I recently stumbled upon something called the Bechdel Test, which is an unofficial measure of female portrayal in films.
Here is a 20-second history to get you up to speed:
The Bechdel Test was invented by Alison Bechdel and came from a comic titled “The Rule” in her series Dykes to Watch Out For (pictured here).
A movie must meet three very simple criteria in order to pass:
- It must have two female characters (with names)
- They must have a conversation with each other
- That conversation must be about something other than a man
It sounds laughably easy to pass, but it turns out that 69% of IMDB’s top films fail that simple little test.
I’ll admit I was doubtful. I read through page after page about it.
I bet you have a favourite movie, they said. Look it up, they said. YOU WILL BE SUPPRISED BY WHAT DOESN’T PASS, they said.
So I looked it up. I saw a little green check mark next to Mulan. Hah, thought I, and gave my laptop a smug little smile. I was confident in my superior judgement. I was about to move on when the words “although dubious” caught my eye.
How could Mulan be dubious? She was the pinnacle of female kickassery, the definition of feisty and unafraid, a raw, unadulterated shock of battle tactics and brute force with some kooky chicken feeding methods to boot. What could possibly be lacking?
Well, it seems that the female conversation was very scant in Mulan. Yes, there was some chit-chat between female ancestors, but they were unnamed. Yes, there was some mother/daughter/grandmother musical numbers, but those all circled around getting ready for the matchmaker to find a good husband. And yes, the protagonist was FEMALE but get this: Mushu had more lines in the film than Mulan did.
Here’s how the movie scraped by:
Fa Li: I should have prayed to the ancestors for luck.
Grandmother Fa: How lucky can they be? They’re dead. Besides, I’ve got all the luck we’ll need.
Fa Li: Grandma, no!
Grandmother Fa: Yep! This cricket’s a lucky one!
How progressive for the dark ages of 1998.
So I re-watched Mulan and came to the conclusion that in terms of women’s representation, it’s far from perfect. But then again, so is the Bechdel Test.
Although there was an utter lack of meaningful, non-male-related conversations between women in the movie, it’s not a stretch to attribute some of that to the largely (and in this case logically) male cast. Not to mention that this test doesn’t take into account the historical context, in which Mulan shows considerable independence and strength of character compared to the rest of the female cast as well as her fellow warriors. So perhaps this test is superficial, but it’s not entirely wrong.
Re-watching Mulan, I realized it wasn’t the perfect embodiment of female power I once believed it to be. Mulan says very few noteworthy things over the course of the movie, and the speaking parts are all largely male. Mulan is fighting for the greater glory of China, but the victory of the movie is more about winning the Emperor’s and her father’s approval, and Li Shang’s admiration.
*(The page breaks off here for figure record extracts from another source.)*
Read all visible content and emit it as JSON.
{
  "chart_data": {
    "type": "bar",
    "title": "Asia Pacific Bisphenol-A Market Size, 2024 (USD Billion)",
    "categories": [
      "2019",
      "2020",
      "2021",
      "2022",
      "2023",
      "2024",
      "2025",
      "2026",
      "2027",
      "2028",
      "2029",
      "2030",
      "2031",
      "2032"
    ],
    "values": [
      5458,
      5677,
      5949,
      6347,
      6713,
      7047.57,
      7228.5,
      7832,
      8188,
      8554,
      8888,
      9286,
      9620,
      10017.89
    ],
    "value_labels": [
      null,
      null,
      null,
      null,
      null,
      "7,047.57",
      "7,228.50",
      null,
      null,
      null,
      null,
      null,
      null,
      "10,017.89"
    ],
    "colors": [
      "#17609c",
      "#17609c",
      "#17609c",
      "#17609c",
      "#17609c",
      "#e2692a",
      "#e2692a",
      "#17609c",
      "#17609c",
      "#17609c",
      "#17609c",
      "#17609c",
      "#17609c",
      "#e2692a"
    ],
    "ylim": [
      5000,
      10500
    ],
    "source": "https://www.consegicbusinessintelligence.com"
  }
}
I’m sad to say that I could summarize Mulan by saying, “Girl pretends to be a man, girl successfully blends in and is a very good man, girl wins huge victory for China and is offered a place as a woman in a man’s world but rejects it to return to domesticity. Then girl gets boy.”
That being said, for me, this movie will always be full of important victories: the cross-dressing imperial army, a Disney princess in armour, the most flattering of compliments (“Um… you… fight good.”), and an unlikely girl showing up all the boys.
But maybe I’ll make room for new heroes.